Finch Buck Warped Tour To Get Weird On New LP

Band is skipping festival circuit to work on next album.

Fans who have only recently discovered the driving, passionate sounds of Finch had better get their fill now.

Like most bands, the Temecula, California, quintet has been making the early-summer radio-festival rounds, with shows scheduled through Sunday supporting its latest album, What It Is to Burn. Unlike their peers, however, Finch won't then embark on Ozzfest, Warped Tour or Lollapalooza. Instead of dropping a third single on the heels of two successful ones and following it up with some extensive roadwork, they're doing the unthinkable: dropping out of sight.

"It's all about a natural progression," guitarist Randy Strohmeyer said. "We're not trying to blow up. We're just trying to be a band and do our thing."

And Finch's thing, much to the delight of longtime fans of the 15-month-old debut, is working on their new album. They've got a handful of songs written so far, most of them penned while on the road, and have played a few of them recently. Pre-production for the as-yet-untitled effort will run through July, and in August they'll track the songs with producer Mark Trombino (Jimmy Eat World, Creeper Lagoon), who also helmed What It Is to Burn.

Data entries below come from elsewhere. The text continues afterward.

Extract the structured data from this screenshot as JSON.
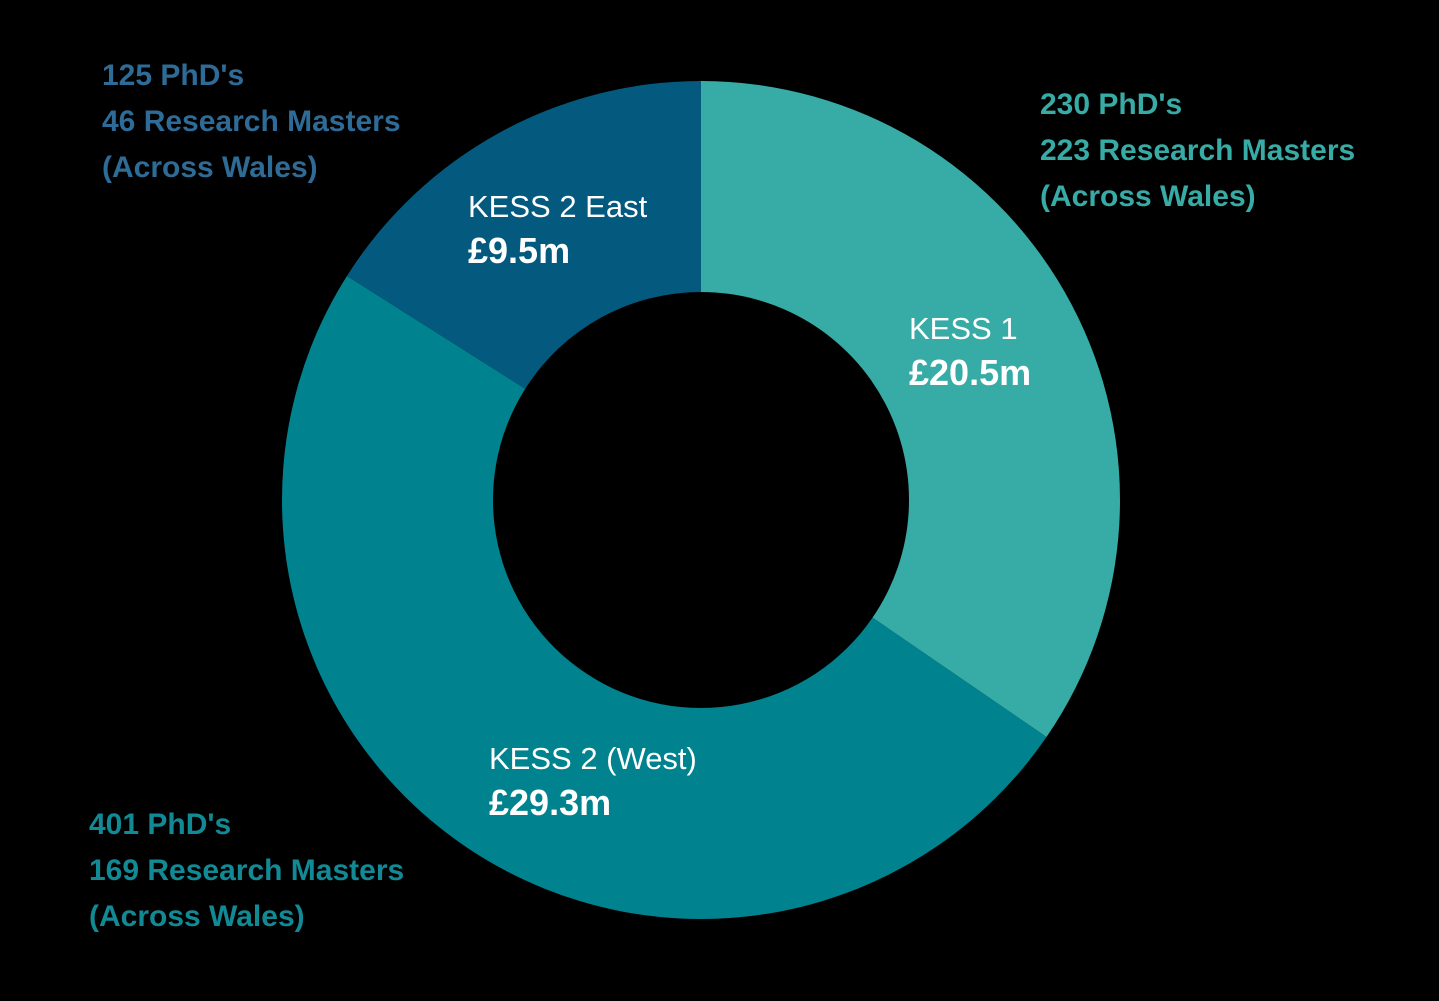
{
  "chart_data": {
    "type": "pie",
    "variant": "donut",
    "slices": [
      {
        "label": "KESS 1",
        "value": 20.5,
        "value_label": "£20.5m",
        "color": "#37ABA5"
      },
      {
        "label": "KESS 2 (West)",
        "value": 29.3,
        "value_label": "£29.3m",
        "color": "#00838F"
      },
      {
        "label": "KESS 2 East",
        "value": 9.5,
        "value_label": "£9.5m",
        "color": "#035A7E"
      }
    ]
  },
  "notes": {
    "kess1": {
      "line1": "230 PhD's",
      "line2": "223 Research Masters",
      "line3": "(Across Wales)",
      "color": "#37ABA5"
    },
    "kess2_west": {
      "line1": "401 PhD's",
      "line2": "169 Research Masters",
      "line3": "(Across Wales)",
      "color": "#128A96"
    },
    "kess2_east": {
      "line1": "125 PhD's",
      "line2": "46 Research Masters",
      "line3": "(Across Wales)",
      "color": "#2E6B96"
    }
  },
  "colors": {
    "background": "#000000",
    "label_text": "#FFFFFF"
  }
}
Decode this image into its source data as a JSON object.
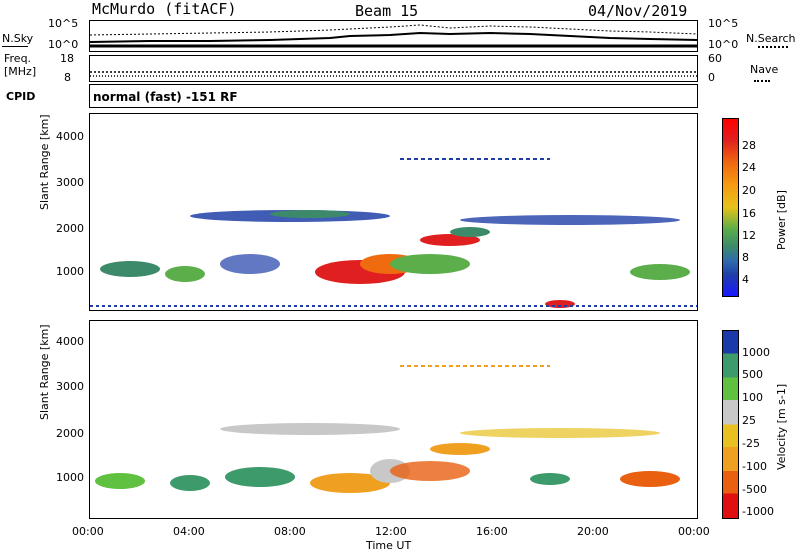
{
  "header": {
    "station": "McMurdo (fitACF)",
    "beam": "Beam 15",
    "date": "04/Nov/2019"
  },
  "noise_panel": {
    "left_label": "N.Sky",
    "right_label": "N.Search",
    "left_ticks": [
      "10^5",
      "10^0"
    ],
    "right_ticks": [
      "10^5",
      "10^0"
    ]
  },
  "freq_panel": {
    "left_label": "Freq.",
    "left_unit": "[MHz]",
    "left_ticks": [
      "18",
      "8"
    ],
    "right_label": "Nave",
    "right_ticks": [
      "60",
      "0"
    ]
  },
  "cpid_panel": {
    "label": "CPID",
    "text": "normal (fast) -151 RF"
  },
  "chart_data": [
    {
      "type": "heatmap",
      "name": "power",
      "ylabel": "Slant Range [km]",
      "yticks": [
        "1000",
        "2000",
        "3000",
        "4000"
      ],
      "ylim": [
        180,
        4600
      ],
      "xlim": [
        0,
        24
      ],
      "colorbar": {
        "label": "Power [dB]",
        "ticks": [
          "4",
          "8",
          "12",
          "16",
          "20",
          "24",
          "28"
        ],
        "colors": [
          "#1818ff",
          "#1f3fa8",
          "#2f6cab",
          "#3d8a6a",
          "#5cae4a",
          "#e6c21a",
          "#f59a12",
          "#f06a10",
          "#e02020",
          "#ff0000"
        ]
      }
    },
    {
      "type": "heatmap",
      "name": "velocity",
      "ylabel": "Slant Range [km]",
      "yticks": [
        "1000",
        "2000",
        "3000",
        "4000"
      ],
      "ylim": [
        180,
        4600
      ],
      "xlim": [
        0,
        24
      ],
      "colorbar": {
        "label": "Velocity [m s-1]",
        "ticks": [
          "1000",
          "500",
          "100",
          "25",
          "-25",
          "-100",
          "-500",
          "-1000"
        ],
        "colors": [
          "#1a3aaa",
          "#3d9a6a",
          "#60c040",
          "#c8c8c8",
          "#e8c020",
          "#f0a020",
          "#e86010",
          "#e01010"
        ]
      }
    }
  ],
  "xaxis": {
    "ticks": [
      "00:00",
      "04:00",
      "08:00",
      "12:00",
      "16:00",
      "20:00",
      "00:00"
    ],
    "label": "Time UT"
  }
}
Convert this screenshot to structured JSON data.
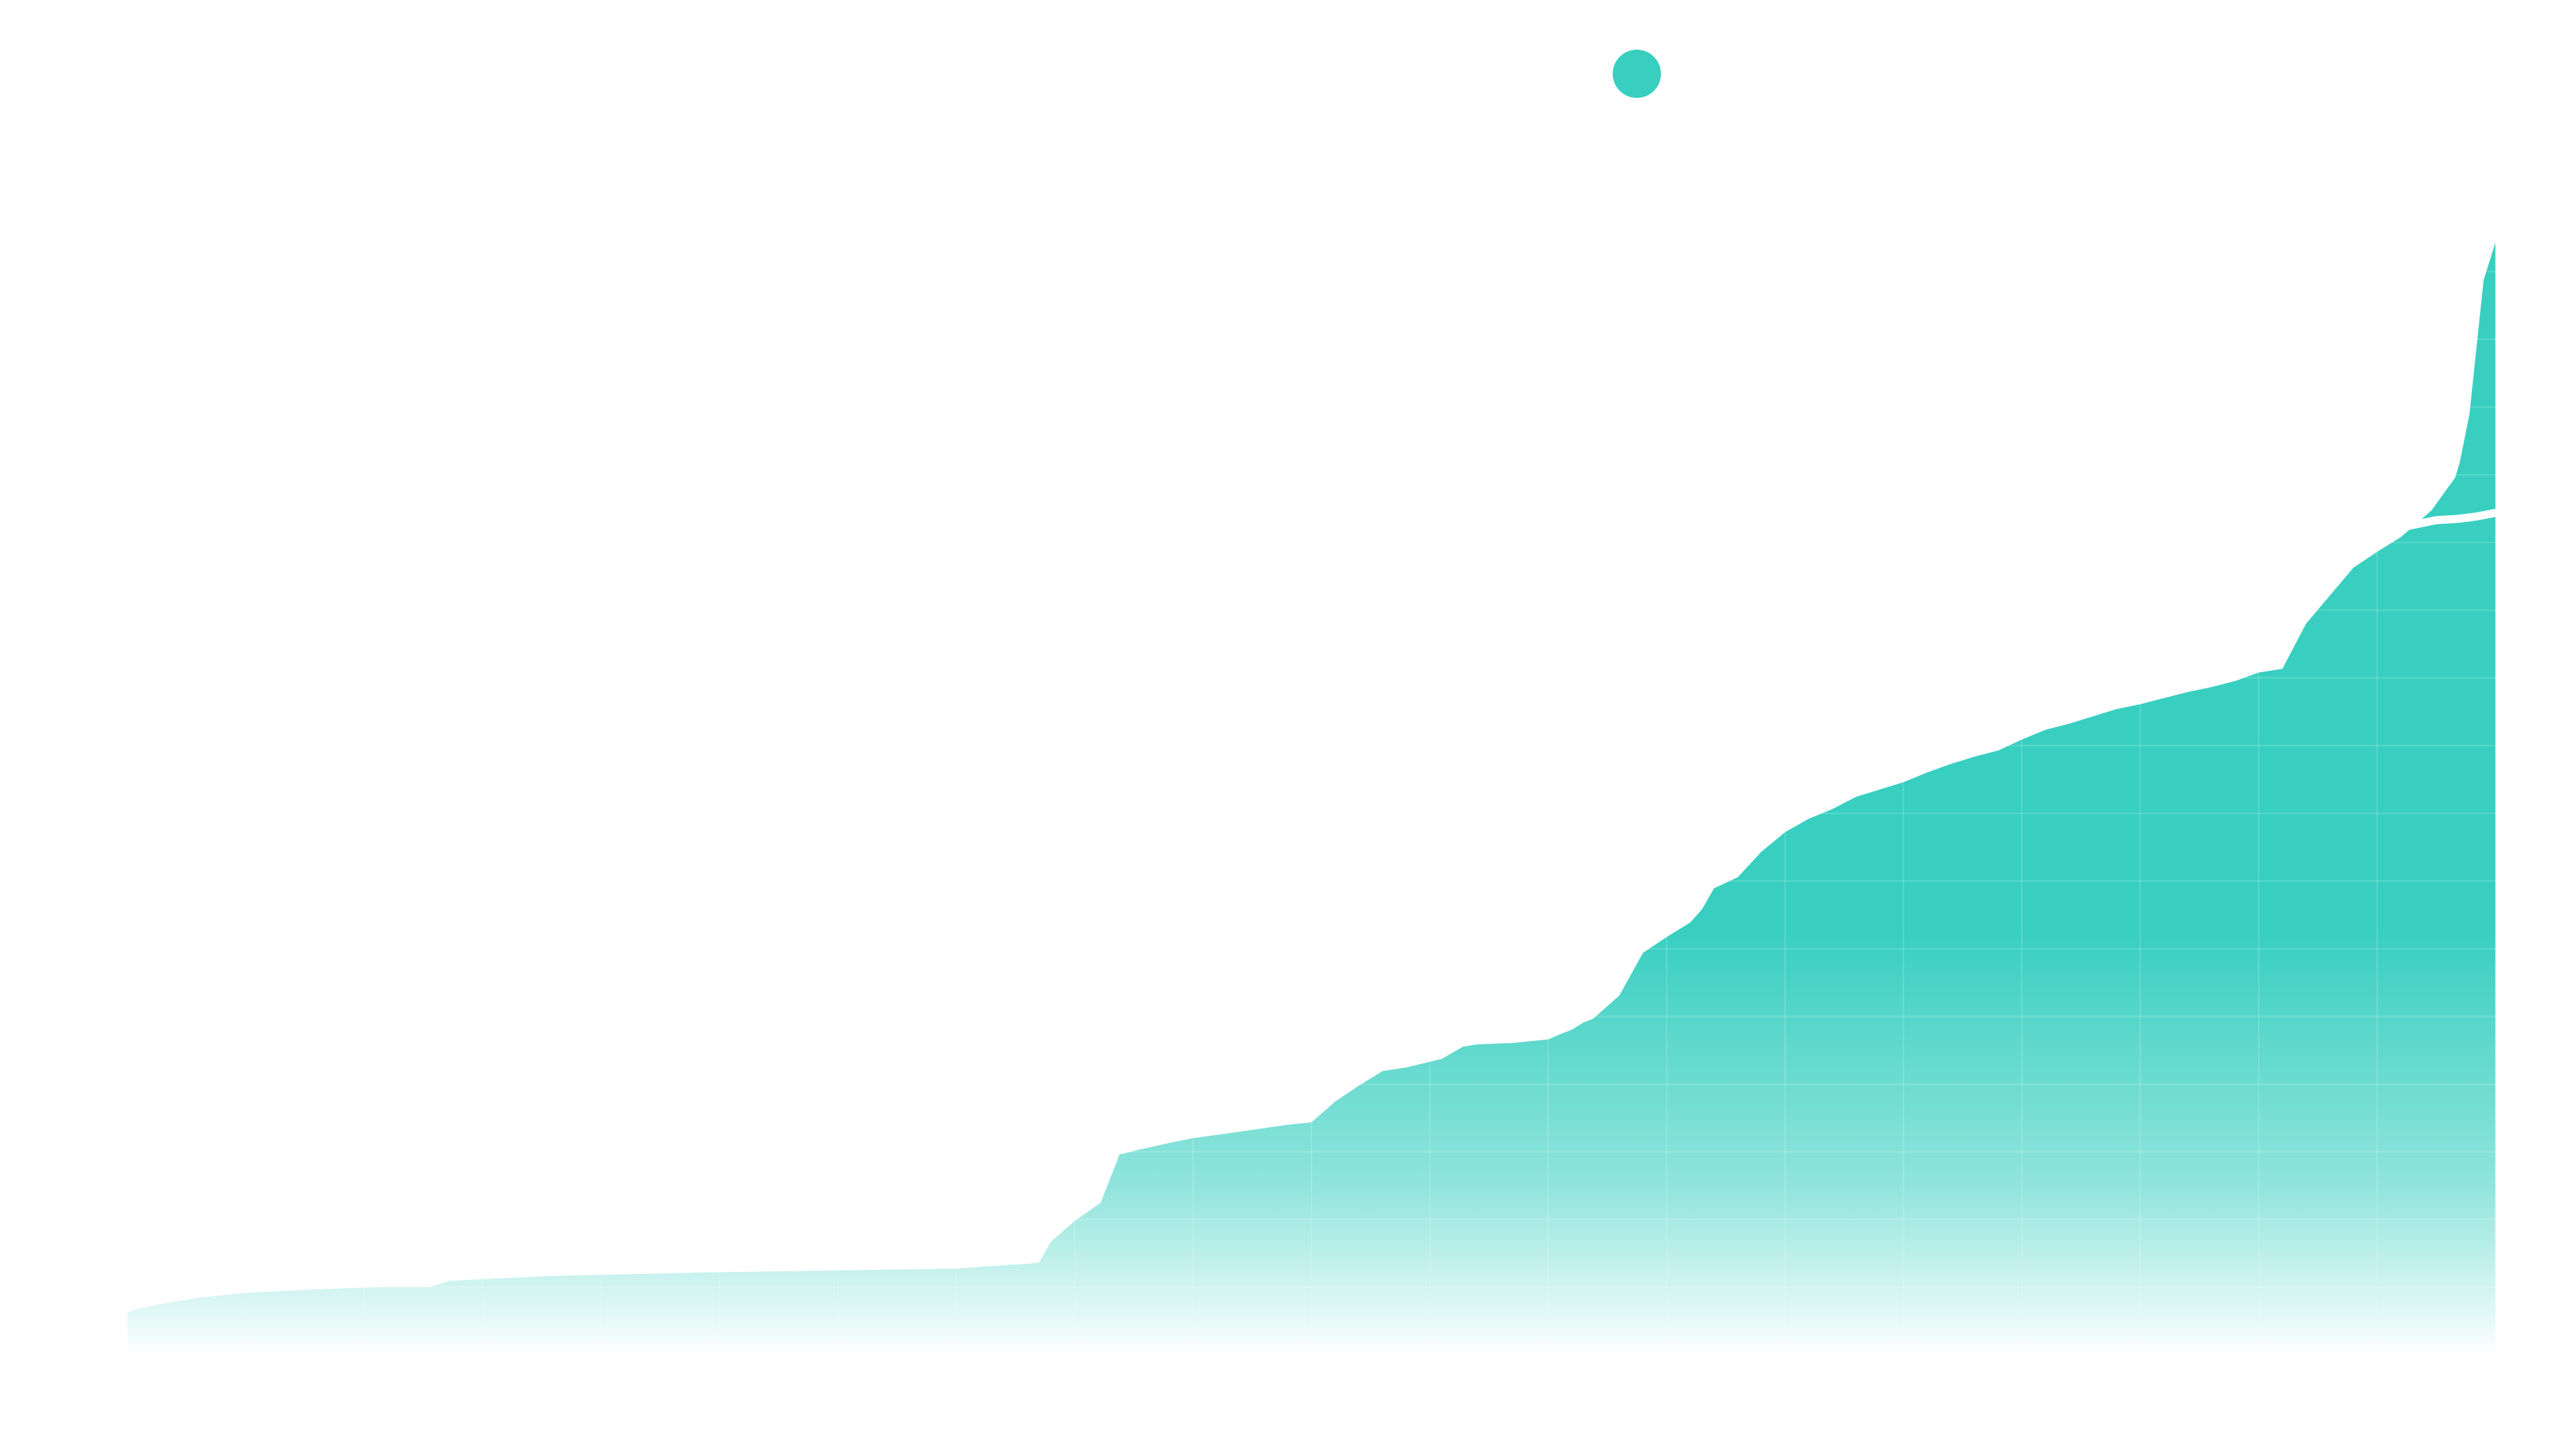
{
  "colors": {
    "accent": "#38cfc0",
    "background": "#ffffff",
    "trend_line": "#ffffff",
    "grid": "#ffffff"
  },
  "chart_data": {
    "type": "area",
    "title": "",
    "xlabel": "",
    "ylabel": "",
    "grid": true,
    "legend": {
      "placement": "top-center",
      "entries": [
        {
          "marker": "circle",
          "color": "#38cfc0",
          "label": ""
        }
      ]
    },
    "xlim": [
      0,
      100
    ],
    "ylim": [
      0,
      100
    ],
    "series": [
      {
        "kind": "area",
        "color": "#38cfc0",
        "fill": "vertical-gradient",
        "x": [
          0,
          0.4,
          1.7,
          3,
          5,
          8,
          11,
          12.8,
          13.6,
          18,
          25,
          32,
          35,
          37.2,
          38.1,
          38.5,
          39,
          39.7,
          40,
          41.1,
          41.9,
          42,
          42.6,
          44,
          45,
          46.5,
          49,
          50,
          51,
          52,
          53,
          54,
          55.5,
          56.4,
          57,
          58.5,
          60,
          60.6,
          61,
          61.5,
          61.9,
          63,
          64,
          65,
          66,
          66.5,
          67,
          68,
          69,
          70,
          71,
          72,
          73,
          75,
          76,
          77,
          78,
          79,
          80,
          81,
          82,
          82.5,
          83,
          84,
          85,
          86,
          87,
          88,
          89,
          90,
          91,
          92,
          94,
          95,
          96,
          97.3,
          98.3,
          98.5,
          98.9,
          99.5,
          100
        ],
        "y": [
          3.5,
          3.8,
          4.3,
          4.7,
          5.1,
          5.4,
          5.6,
          5.6,
          6.1,
          6.5,
          6.8,
          7.0,
          7.1,
          7.4,
          7.5,
          7.6,
          9.3,
          10.5,
          11.0,
          12.5,
          16.5,
          16.5,
          16.8,
          17.4,
          17.8,
          18.2,
          18.9,
          19.1,
          20.8,
          22.1,
          23.3,
          23.6,
          24.3,
          25.3,
          25.5,
          25.6,
          25.9,
          26.4,
          26.7,
          27.3,
          27.6,
          29.5,
          33.0,
          34.3,
          35.5,
          36.6,
          38.3,
          39.2,
          41.3,
          42.9,
          44.0,
          44.8,
          45.8,
          47.0,
          47.8,
          48.5,
          49.1,
          49.6,
          50.5,
          51.3,
          51.8,
          52.1,
          52.4,
          53.0,
          53.4,
          53.9,
          54.4,
          54.8,
          55.3,
          56.0,
          56.3,
          60.0,
          64.6,
          65.9,
          67.1,
          69.3,
          72.0,
          73.3,
          77.2,
          88.2,
          91.3
        ]
      },
      {
        "kind": "line",
        "color": "#ffffff",
        "x": [
          92.5,
          93.4,
          94.5,
          95.2,
          96.0,
          97.5,
          98.4,
          99.2,
          100
        ],
        "y": [
          66.9,
          67.0,
          67.1,
          67.6,
          67.9,
          68.5,
          68.6,
          68.8,
          69.1
        ]
      }
    ]
  }
}
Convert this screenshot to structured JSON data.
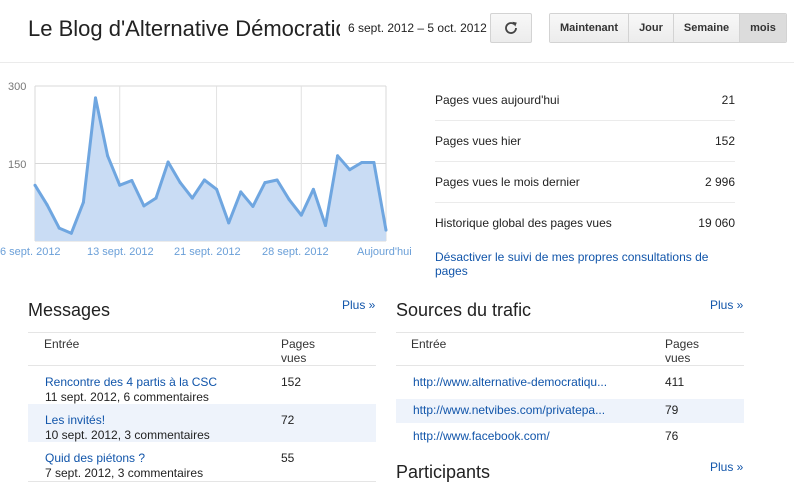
{
  "header": {
    "title": "Le Blog d'Alternative Démocratique",
    "date_range": "6 sept. 2012 – 5 oct. 2012",
    "refresh_icon": "refresh-icon",
    "range_buttons": [
      "Maintenant",
      "Jour",
      "Semaine",
      "mois"
    ],
    "active_range": "mois"
  },
  "chart_data": {
    "type": "area",
    "y_ticks": [
      "300",
      "150"
    ],
    "ylim": [
      0,
      300
    ],
    "x_ticks": [
      "6 sept. 2012",
      "13 sept. 2012",
      "21 sept. 2012",
      "28 sept. 2012",
      "Aujourd'hui"
    ],
    "values": [
      108,
      70,
      25,
      15,
      75,
      277,
      165,
      108,
      117,
      68,
      83,
      153,
      113,
      83,
      118,
      100,
      35,
      95,
      67,
      113,
      118,
      80,
      50,
      100,
      30,
      165,
      138,
      152,
      152,
      21
    ],
    "color": "#6fa6e0",
    "fill": "#c9dcf4",
    "grid": true
  },
  "stats": [
    {
      "label": "Pages vues aujourd'hui",
      "value": "21"
    },
    {
      "label": "Pages vues hier",
      "value": "152"
    },
    {
      "label": "Pages vues le mois dernier",
      "value": "2 996"
    },
    {
      "label": "Historique global des pages vues",
      "value": "19 060"
    }
  ],
  "own_views_link": "Désactiver le suivi de mes propres consultations de pages",
  "messages": {
    "title": "Messages",
    "more": "Plus »",
    "col_entry": "Entrée",
    "col_views": "Pages vues",
    "rows": [
      {
        "title": "Rencontre des 4 partis à la CSC",
        "meta": "11 sept. 2012, 6 commentaires",
        "views": "152"
      },
      {
        "title": "Les invités!",
        "meta": "10 sept. 2012, 3 commentaires",
        "views": "72"
      },
      {
        "title": "Quid des piétons ?",
        "meta": "7 sept. 2012, 3 commentaires",
        "views": "55"
      }
    ]
  },
  "sources": {
    "title": "Sources du trafic",
    "more": "Plus »",
    "col_entry": "Entrée",
    "col_views": "Pages vues",
    "rows": [
      {
        "url": "http://www.alternative-democratiqu...",
        "views": "411"
      },
      {
        "url": "http://www.netvibes.com/privatepa...",
        "views": "79"
      },
      {
        "url": "http://www.facebook.com/",
        "views": "76"
      }
    ]
  },
  "participants": {
    "title": "Participants",
    "more": "Plus »"
  }
}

Strohmeyer said he hopes to have the album out by late this year or early next.

Finch — Strohmeyer, singer Nate Barcalow, guitarist Alex Linares, bassist Derek Doherty and drummer Alex Pappas — were actually scheduled to play the main stage of this year's Warped Tour, but voluntarily withdrew from the trek. Despite the rumors, they are not breaking up. The thought of spending another summer playing the avant-thrasher "Project Mayhem" and caustic "Grey Matter," as well as the singles "Letters to You" and the title track, was too much to bear for the band, which also saw the retread as a disservice to longtime Finch fans.

"We've been playing these songs way longer than the record's been out, like for probably two years," Strohmeyer said. "We just felt like it was time to make new songs. And I think a lot of people are going to be more excited about that than us playing Warped Tour again."

Strohmeyer facilitated Finch's label deal through an association with siblings Richard and Stefanie Reines of Drive-Thru Records, whom he used to receive advice on his fledging outfit. Eventually, the connection berthed a showcase that yielded a deal with major-label-distributed Drive-Thru and the Falling Into Place EP in October 2001.

The band has always stuck to its independent guns, and with the release of What It Is to Burn in March 2001, it has karmic results to show for the effort. Independent stations took a chance and played the little known band's track "Letters to You," and the buzz on Finch spread scattershot throughout the country.

"Independent radio stations are the people who give people like us a chance," Strohmeyer said. "When we first put out our album, independent stations all around the country picked up 'Letters to You.' It was so random because we weren't expecting it at all. ... With those stations [and major labels], everybody holds something over somebody else's head, and I think that really sucks.

"For us, it was cool because we didn't have anything to offer them, but they just played ['Letters'] because they liked our band," he added.

Before they go away, Finch are leaving the fans with "What It Is to Burn," a song Strohmeyer considers their best and most representative track. And he expects the new album to up the ante even further.

"We really want to stay the same mentality," he said of the new one. "Just progress as musicians. I think the next album will be a lot more mature and a lot more intricate, and a little bit more weird."